The ouster from OpenAI wasn’t the first time Altman was asked to leave a company. Several years ago, senior leaders at the venture firm Y Combinator asked Altman to step down as president after mounting concerns about the time he was spending on his other business endeavors, including at OpenAI, according to investors briefed by the venture firm’s executives—information not previously reported. In addition to OpenAI, Altman recently hatched plans for two new business endeavors. He enlisted Apple’s former chief design officer, Jony Ive, to create a consumer hardware device. And he recently spent weeks in the Middle East gauging investor interest for a new startup aiming to create low-cost chips needed to train OpenAI’s artificial-intelligence models, people familiar with the matter said. It is unclear whether those efforts, or the communication around it, played into Altman’s dismissal. Bloomberg earlier reported on the new chips venture. The Information and the Financial Times earlier reported the new Ive venture.
With his firing from OpenAI, Altman quickly got the upper hand in terms of public messaging. The board didn’t use a communications or law firm in its dealings, people familiar with the board said, expecting that the OpenAI team would help them. But Altman had loyalty from investors and employees. The board ended up isolated as social media became filled with shock and support for Altman. His largest backers, including Microsoft and Thrive Capital, immediately on Friday began pressing for Altman’s position to be restored. Microsoft CEO Satya Nadella began working with Altman that evening on his next steps, people familiar with Altman said. Despite his business success, Altman had been losing the support of a board whose constituents changed as the company’s commercial efforts powered ahead. It was a board structure that he had ironically helped create and publicly promoted as he encountered questions about AI safety. Before Friday’s dust-up, the board consisted of six people, including Altman. Then, it abruptly removed Greg Brockman, OpenAI’s president and a close friend of Altman’s, and voted to oust Altman. None of the four board members remaining were affiliated with the company’s big investors. It isn’t clear whether the vote was unanimous.

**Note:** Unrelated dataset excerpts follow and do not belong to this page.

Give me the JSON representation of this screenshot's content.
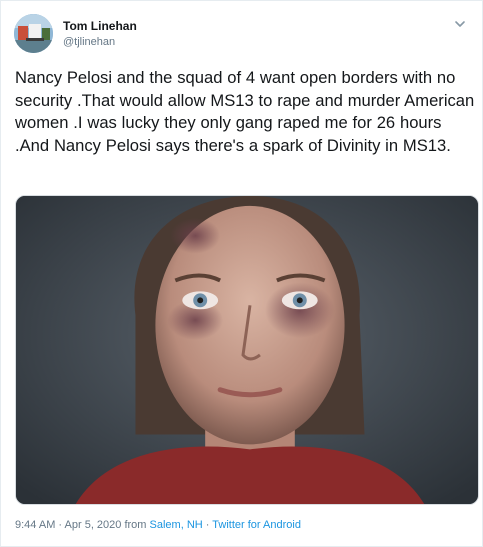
{
  "author": {
    "name": "Tom Linehan",
    "handle": "@tjlinehan"
  },
  "tweet": {
    "text": "Nancy Pelosi and the squad of 4 want open borders with no security .That would allow MS13 to rape and murder American women .I was lucky they only gang raped me for 26 hours .And Nancy Pelosi says there's a spark of Divinity in MS13."
  },
  "footer": {
    "time": "9:44 AM",
    "sep1": " · ",
    "date": "Apr 5, 2020",
    "from_label": " from ",
    "location": "Salem, NH",
    "sep2": " · ",
    "source": "Twitter for Android"
  },
  "icons": {
    "caret": "chevron-down-icon",
    "avatar": "avatar-image"
  },
  "colors": {
    "link": "#1b95e0",
    "muted": "#657786",
    "text": "#14171a"
  }
}
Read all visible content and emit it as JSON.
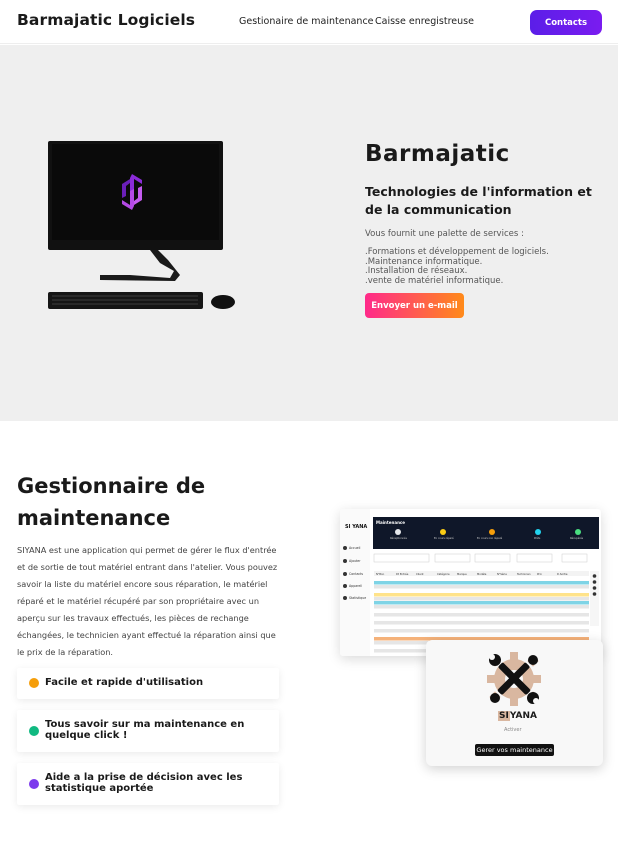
{
  "nav": {
    "brand": "Barmajatic Logiciels",
    "links": [
      "Gestionaire de maintenance",
      "Caisse enregistreuse"
    ],
    "contacts_label": "Contacts"
  },
  "hero": {
    "title": "Barmajatic",
    "subtitle": "Technologies de l'information et de la communication",
    "intro": "Vous fournit une palette de services :",
    "services": [
      ".Formations et développement de logiciels.",
      ".Maintenance informatique.",
      ".Installation de réseaux.",
      ".vente de matériel informatique."
    ],
    "email_button": "Envoyer un e-mail"
  },
  "maintenance": {
    "title": "Gestionnaire de maintenance",
    "description": "SIYANA est une application qui permet de gérer le flux d'entrée et de sortie de tout matériel entrant dans l'atelier. Vous pouvez savoir la liste du matériel encore sous réparation, le matériel réparé et le matériel récupéré par son propriétaire avec un aperçu sur les travaux effectués, les pièces de rechange échangées, le technicien ayant effectué la réparation ainsi que le prix de la réparation.",
    "features": [
      {
        "label": "Facile et rapide d'utilisation",
        "color": "#f59e0b"
      },
      {
        "label": "Tous savoir sur ma maintenance en quelque click !",
        "color": "#10b981"
      },
      {
        "label": "Aide a la prise de décision avec les statistique aportée",
        "color": "#7c3aed"
      }
    ]
  },
  "app_preview": {
    "window_title": "Maintenance",
    "sidebar": [
      "Accueil",
      "Ajouter",
      "Contacts",
      "Apparell",
      "Statistique"
    ],
    "status_labels": [
      "Réceptionnés",
      "En cours réparé",
      "En cours non réparé",
      "Prêts",
      "Récupérés"
    ],
    "status_counts": [
      "24",
      "6",
      "2",
      "14",
      "6"
    ],
    "columns": [
      "N°Bon",
      "Dt Entrée",
      "Client",
      "Catégorie",
      "Marque",
      "Modèle",
      "N°Série",
      "Technicien",
      "Prix",
      "D.Sortie"
    ],
    "row_count": 20,
    "colors": {
      "header_dark": "#0f1729",
      "row_blue": "#7fd4e6",
      "row_yellow": "#ffe38a",
      "row_orange": "#f5b27a",
      "row_grey": "#e6e6e6"
    }
  },
  "siyana": {
    "brand_si": "SI",
    "brand_rest": "YANA",
    "activate_label": "Activer",
    "manage_button": "Gerer vos maintenance"
  },
  "colors": {
    "contacts_gradient": [
      "#5b1ee8",
      "#7a1cf0"
    ],
    "email_gradient": [
      "#ff2a8a",
      "#ff8a1a"
    ],
    "hero_bg": "#efefef",
    "logo_purple": "#8b2bd9"
  }
}
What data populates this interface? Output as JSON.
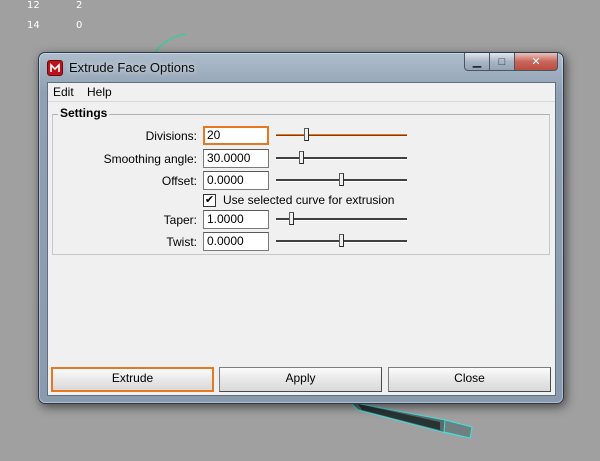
{
  "hud": {
    "row1": [
      "12",
      "2"
    ],
    "row2": [
      "14",
      "0"
    ]
  },
  "window": {
    "title": "Extrude Face Options",
    "icon": "maya-app-icon",
    "caption_buttons": {
      "minimize": "minimize-icon",
      "maximize": "maximize-icon",
      "close": "close-icon"
    }
  },
  "menu": [
    "Edit",
    "Help"
  ],
  "settings": {
    "label": "Settings",
    "divisions": {
      "label": "Divisions:",
      "value": "20",
      "slider_level": 0.22
    },
    "smoothing_angle": {
      "label": "Smoothing angle:",
      "value": "30.0000",
      "slider_level": 0.18
    },
    "offset": {
      "label": "Offset:",
      "value": "0.0000",
      "slider_level": 0.5
    },
    "use_curve": {
      "label": "Use selected curve for extrusion",
      "checked": true,
      "mark": "✔"
    },
    "taper": {
      "label": "Taper:",
      "value": "1.0000",
      "slider_level": 0.1
    },
    "twist": {
      "label": "Twist:",
      "value": "0.0000",
      "slider_level": 0.5
    }
  },
  "buttons": {
    "extrude": "Extrude",
    "apply": "Apply",
    "close": "Close"
  },
  "colors": {
    "accent": "#e87722",
    "background": "#a0a0a0",
    "dialog": "#f0f0f0"
  }
}
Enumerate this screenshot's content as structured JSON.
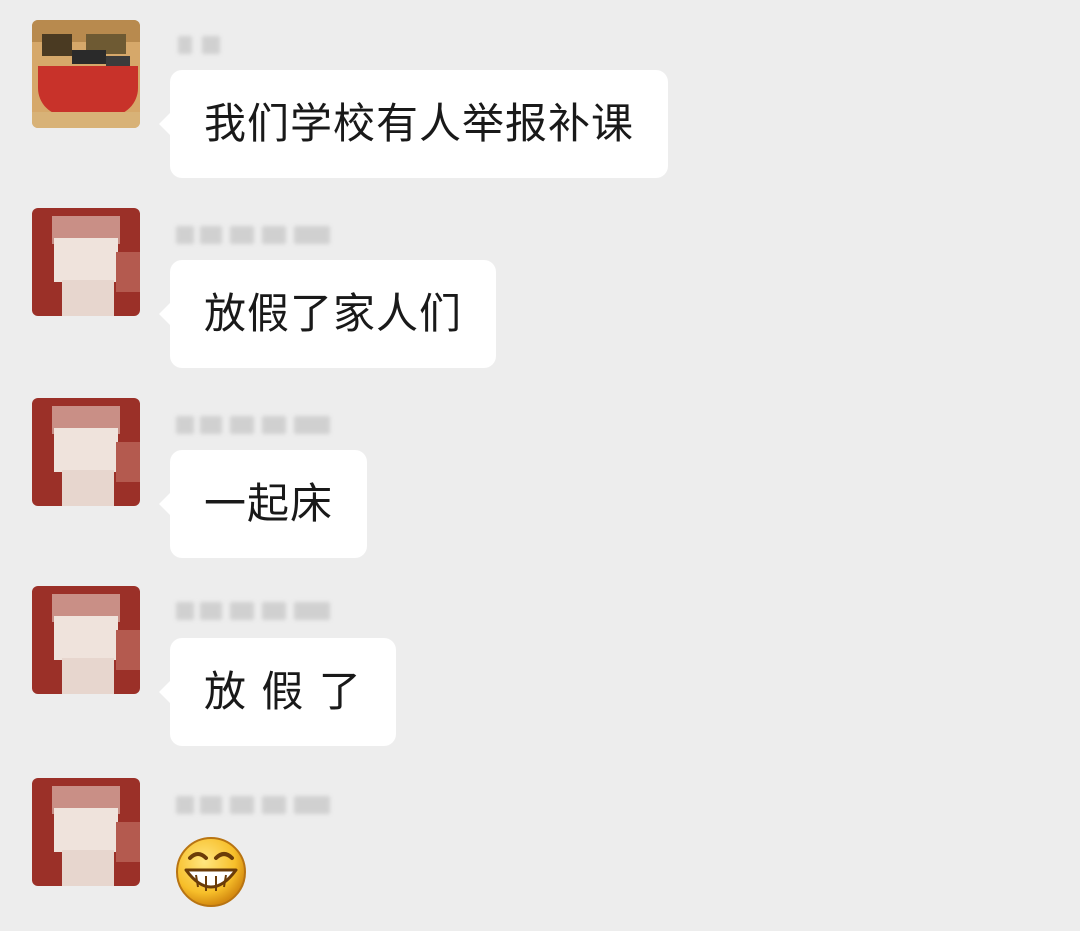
{
  "colors": {
    "background": "#ededed",
    "bubble": "#ffffff",
    "text": "#191919",
    "avatar_primary": "#9b3028",
    "avatar_first": "#c8322a"
  },
  "messages": [
    {
      "sender": "",
      "text": "我们学校有人举报补课",
      "type": "text",
      "avatar": "avatar-food-icon"
    },
    {
      "sender": "",
      "text": "放假了家人们",
      "type": "text",
      "avatar": "avatar-person-icon"
    },
    {
      "sender": "",
      "text": "一起床",
      "type": "text",
      "avatar": "avatar-person-icon"
    },
    {
      "sender": "",
      "text": "放 假 了",
      "type": "text",
      "avatar": "avatar-person-icon"
    },
    {
      "sender": "",
      "text": "",
      "type": "emoji",
      "emoji": "grinning-laugh-emoji-icon",
      "avatar": "avatar-person-icon"
    }
  ]
}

The board that took the action was down from the nine seats it had earlier in the year and lacked at least one key prior Altman backer. Earlier this year, Reid Hoffman, a Silicon Valley venture capitalist with a long history of supporting Altman, stepped down after starting a rival company to OpenAI. Separately, Shivon Zilis, a tech executive at Elon Musk’s brain-implant startup Neuralink, and Will Hurd, who started a presidential campaign, also left this year. The board had been working to fill those empty seats for months, though the process stalled, according to a person familiar with the matter. The other four directors are: Adam D’Angelo, a former Facebook executive and the founder of the question-and-answer website Quora; Tasha McCauley, an adjunct senior management scientist at Rand; Helen Toner, a director at a Washington nonprofit; and OpenAI’s chief scientist, Sutskever.
Altman this weekend was furious with himself for not having ensured the board stayed loyal to him and regretted not spending more time managing its various factions, people familiar with his thinking said. —Meghan Bobrowsky, Preetika Rana and Dana Mattioli contributed to this article.